Il faut parvenir, selon l’auteur, à créer une relation de confiance par le respect et la valorisation de ce qui est et apparaît comme la condition sine qua non pour que l’aide retrouve un sens. Mais cela dépend de la prise en compte de la culture : « la culture, dans la signification pleine que la tradition anthropologique donne à ce terme, est ce qui donne sens à la réalité humaine et sociale […], la culture est ce qui permet de trouver une réponse au problème de l’être et de l’existence » (Latouche, 2004, p. 107).

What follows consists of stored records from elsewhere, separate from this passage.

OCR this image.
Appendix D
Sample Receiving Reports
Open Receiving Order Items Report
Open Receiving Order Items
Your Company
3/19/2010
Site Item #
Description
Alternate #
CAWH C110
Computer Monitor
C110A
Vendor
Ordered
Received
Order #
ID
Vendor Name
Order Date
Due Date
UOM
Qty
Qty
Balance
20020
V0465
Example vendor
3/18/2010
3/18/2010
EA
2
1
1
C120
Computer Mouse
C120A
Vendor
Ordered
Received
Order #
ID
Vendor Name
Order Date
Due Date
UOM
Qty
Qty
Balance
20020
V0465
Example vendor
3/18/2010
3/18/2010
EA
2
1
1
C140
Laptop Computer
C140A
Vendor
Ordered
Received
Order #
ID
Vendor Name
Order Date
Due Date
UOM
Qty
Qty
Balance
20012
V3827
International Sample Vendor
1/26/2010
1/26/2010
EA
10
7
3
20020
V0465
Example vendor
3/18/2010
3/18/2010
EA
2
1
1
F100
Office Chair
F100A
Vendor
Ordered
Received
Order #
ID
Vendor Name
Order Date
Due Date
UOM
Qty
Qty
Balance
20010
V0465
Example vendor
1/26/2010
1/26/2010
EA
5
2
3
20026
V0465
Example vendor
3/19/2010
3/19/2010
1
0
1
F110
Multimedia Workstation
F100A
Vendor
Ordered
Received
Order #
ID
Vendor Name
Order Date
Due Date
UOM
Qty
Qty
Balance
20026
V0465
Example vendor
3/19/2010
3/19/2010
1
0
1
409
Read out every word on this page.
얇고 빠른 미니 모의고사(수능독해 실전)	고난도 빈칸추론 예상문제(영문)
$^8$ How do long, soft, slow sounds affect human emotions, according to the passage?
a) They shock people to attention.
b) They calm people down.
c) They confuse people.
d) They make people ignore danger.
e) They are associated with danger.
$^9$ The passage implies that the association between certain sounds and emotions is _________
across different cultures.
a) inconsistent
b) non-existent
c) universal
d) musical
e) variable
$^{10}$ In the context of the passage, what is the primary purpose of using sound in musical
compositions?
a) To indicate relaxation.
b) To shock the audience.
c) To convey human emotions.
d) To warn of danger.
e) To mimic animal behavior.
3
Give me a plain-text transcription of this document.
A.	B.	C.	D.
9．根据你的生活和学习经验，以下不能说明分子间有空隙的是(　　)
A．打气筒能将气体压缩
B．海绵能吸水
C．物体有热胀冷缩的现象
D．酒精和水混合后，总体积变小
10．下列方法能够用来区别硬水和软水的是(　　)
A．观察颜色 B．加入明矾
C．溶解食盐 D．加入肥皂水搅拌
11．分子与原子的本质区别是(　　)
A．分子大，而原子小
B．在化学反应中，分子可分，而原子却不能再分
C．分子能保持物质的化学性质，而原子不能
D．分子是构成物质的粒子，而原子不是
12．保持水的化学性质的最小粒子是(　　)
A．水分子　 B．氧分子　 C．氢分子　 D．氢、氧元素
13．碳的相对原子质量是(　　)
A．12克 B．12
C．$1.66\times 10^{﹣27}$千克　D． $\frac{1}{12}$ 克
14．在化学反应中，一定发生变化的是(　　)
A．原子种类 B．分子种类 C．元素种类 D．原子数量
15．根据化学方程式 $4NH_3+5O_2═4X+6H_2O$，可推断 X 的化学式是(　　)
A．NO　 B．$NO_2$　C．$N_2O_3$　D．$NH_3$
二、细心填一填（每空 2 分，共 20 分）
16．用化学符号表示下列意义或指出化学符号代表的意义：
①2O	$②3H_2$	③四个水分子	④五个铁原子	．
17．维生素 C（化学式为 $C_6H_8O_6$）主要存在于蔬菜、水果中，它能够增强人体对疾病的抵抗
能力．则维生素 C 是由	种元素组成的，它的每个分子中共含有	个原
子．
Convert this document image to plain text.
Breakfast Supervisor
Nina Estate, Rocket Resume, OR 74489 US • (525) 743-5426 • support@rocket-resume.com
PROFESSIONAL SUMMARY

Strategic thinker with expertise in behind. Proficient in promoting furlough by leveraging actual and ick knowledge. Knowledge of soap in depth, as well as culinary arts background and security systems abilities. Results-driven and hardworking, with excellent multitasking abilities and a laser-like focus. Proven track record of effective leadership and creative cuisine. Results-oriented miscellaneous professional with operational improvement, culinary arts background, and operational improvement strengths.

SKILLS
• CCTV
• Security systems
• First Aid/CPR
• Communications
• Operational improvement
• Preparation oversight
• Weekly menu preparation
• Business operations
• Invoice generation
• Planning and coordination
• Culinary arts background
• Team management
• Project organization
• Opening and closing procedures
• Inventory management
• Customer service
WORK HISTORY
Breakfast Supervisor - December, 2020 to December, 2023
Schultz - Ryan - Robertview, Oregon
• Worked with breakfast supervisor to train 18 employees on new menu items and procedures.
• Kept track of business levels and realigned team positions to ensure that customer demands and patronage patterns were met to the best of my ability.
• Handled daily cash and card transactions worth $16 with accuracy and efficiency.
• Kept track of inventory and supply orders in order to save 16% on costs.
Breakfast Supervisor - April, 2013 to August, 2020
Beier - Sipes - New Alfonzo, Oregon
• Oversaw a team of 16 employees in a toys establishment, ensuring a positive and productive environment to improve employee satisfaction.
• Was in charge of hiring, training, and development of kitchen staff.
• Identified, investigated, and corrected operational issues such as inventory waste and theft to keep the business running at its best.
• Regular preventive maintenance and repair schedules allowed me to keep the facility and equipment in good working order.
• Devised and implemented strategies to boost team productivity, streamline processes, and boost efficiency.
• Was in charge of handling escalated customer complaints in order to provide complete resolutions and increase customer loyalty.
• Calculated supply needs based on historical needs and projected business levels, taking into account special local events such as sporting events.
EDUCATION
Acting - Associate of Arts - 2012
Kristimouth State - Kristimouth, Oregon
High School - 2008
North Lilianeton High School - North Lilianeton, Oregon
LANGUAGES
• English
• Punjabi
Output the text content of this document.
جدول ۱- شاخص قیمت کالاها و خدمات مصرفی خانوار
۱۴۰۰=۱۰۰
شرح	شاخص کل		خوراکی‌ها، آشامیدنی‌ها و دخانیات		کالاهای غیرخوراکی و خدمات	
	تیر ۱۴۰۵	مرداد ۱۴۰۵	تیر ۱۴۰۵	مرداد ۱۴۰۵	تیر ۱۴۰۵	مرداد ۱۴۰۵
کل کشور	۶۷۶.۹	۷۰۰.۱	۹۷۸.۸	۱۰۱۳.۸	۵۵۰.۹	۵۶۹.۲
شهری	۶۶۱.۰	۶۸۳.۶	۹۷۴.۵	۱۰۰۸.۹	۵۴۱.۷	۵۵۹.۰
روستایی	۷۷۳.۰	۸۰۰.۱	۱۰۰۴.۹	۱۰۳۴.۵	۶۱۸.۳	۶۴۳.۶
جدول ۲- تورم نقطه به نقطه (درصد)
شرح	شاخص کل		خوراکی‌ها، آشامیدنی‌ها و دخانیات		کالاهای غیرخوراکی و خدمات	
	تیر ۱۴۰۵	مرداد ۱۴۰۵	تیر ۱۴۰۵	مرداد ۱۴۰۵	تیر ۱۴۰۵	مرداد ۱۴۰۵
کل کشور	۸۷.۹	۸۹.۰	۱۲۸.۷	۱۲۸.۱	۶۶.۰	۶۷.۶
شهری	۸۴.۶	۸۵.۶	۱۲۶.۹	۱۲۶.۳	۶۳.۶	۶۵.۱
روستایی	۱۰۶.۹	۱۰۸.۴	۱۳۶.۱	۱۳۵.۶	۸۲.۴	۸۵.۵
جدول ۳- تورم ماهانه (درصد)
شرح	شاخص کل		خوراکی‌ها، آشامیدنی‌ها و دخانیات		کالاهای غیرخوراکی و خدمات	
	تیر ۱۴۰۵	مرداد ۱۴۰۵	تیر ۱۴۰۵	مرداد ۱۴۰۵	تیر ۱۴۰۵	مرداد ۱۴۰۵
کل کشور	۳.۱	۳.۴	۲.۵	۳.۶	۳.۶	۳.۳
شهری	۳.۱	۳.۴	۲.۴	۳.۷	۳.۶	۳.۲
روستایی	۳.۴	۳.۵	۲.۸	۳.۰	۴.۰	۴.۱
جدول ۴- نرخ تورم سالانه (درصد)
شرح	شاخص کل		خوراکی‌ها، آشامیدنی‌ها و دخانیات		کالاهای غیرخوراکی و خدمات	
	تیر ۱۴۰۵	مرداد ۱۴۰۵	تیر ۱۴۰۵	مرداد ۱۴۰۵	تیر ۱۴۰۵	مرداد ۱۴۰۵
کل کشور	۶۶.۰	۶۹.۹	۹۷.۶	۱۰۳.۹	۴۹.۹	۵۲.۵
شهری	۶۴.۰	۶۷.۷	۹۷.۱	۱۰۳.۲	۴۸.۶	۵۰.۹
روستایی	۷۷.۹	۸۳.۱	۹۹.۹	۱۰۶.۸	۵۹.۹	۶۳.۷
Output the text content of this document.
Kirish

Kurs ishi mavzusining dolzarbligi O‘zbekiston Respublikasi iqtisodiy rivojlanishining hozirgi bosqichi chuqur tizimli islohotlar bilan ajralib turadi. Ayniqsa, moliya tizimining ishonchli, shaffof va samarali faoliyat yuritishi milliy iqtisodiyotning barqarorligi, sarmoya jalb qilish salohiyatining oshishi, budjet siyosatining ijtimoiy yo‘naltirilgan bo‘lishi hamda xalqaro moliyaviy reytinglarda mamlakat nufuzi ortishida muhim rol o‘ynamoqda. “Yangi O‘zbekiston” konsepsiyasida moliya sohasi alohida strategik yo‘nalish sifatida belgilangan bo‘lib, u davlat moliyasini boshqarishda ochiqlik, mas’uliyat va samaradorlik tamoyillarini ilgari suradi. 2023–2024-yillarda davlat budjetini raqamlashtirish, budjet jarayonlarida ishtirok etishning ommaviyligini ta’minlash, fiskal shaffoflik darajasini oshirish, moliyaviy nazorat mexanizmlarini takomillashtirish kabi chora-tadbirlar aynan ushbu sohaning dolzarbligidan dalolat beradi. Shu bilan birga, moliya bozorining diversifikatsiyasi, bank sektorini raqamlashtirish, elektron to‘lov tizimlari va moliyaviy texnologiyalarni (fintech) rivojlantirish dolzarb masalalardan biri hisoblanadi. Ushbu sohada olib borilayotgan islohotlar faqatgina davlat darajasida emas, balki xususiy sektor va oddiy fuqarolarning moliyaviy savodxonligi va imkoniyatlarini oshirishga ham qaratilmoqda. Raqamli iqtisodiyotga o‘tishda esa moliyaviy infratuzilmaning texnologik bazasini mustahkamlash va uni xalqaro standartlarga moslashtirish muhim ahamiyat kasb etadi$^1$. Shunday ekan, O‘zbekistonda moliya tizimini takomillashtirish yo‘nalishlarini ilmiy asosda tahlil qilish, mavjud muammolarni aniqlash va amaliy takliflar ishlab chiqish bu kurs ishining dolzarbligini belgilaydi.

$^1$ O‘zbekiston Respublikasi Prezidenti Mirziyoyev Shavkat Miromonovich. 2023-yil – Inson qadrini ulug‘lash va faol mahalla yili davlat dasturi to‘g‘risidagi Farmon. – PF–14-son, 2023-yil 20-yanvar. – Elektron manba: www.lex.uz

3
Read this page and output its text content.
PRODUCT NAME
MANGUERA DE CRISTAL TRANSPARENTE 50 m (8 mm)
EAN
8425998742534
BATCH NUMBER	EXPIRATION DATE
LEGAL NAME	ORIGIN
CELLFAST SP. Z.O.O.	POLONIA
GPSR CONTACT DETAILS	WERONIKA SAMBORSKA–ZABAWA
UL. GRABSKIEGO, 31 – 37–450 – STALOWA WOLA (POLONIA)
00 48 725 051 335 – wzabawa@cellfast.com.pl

– Selon Charmillot (2008) il faut orienter l’aide du côté du sens c’est-à-dire du côté de la culture. Elle offre ainsi un exemple avec une tradition africaine : « les projets de développement n’ont jamais tenu compte des structures sociales existantes, à savoir le système lignager, mais ont d’emblée imposé comme modèle les associations ou groupements. Or, ces structures sont séculaires, la colonisation, l’arabisation, le choc des cultures occidentales à travers les radios et tout le reste n’a pas changé. De fait, l’africain est resté lignager et ethnique, on ne peut pas supprimer les ethnies. L’âme africaine a toujours été ségrégationniste et ethnique, je ne dis pas que c’est une qualité, je dis qu’il ne faut pas négliger cette dimension culturelle » (Chamillot, 2008, p. 136). Dans les villages africains, aider est ainsi soit un droit que l’on doit aux enfants ou aux personnes âgées, soit un soutien pour une personne interne à la communauté pour éviter de demander de l’aide de l’extérieur. L’aide au développement des ONG est perçue par les villageois comme de l’aide que l’on fournirait à une personne âgée qui est en train de mourir. Une fois que l’on part c’est le projet qui s’arrête. Ainsi concernant la notion d’aide dans le champ du développement nous pouvons retenir deux éléments à ce stade :
➤ Cette première enquête divulgue les malaises découlant des programmes de développement au travers des parties prenantes. Les projets d’aide induisent de fait une analyse de la nature des rapports sociaux et des relations. Les rapports sont, à ce jour, toujours trop asymétriques d’après ce qu’en déduit l’auteur. Il faut non pas considérer l’aide comme un outil de domination mais « dans une perspective de reconnaissance de l’autre » (Chamillot, 2008, p. 135).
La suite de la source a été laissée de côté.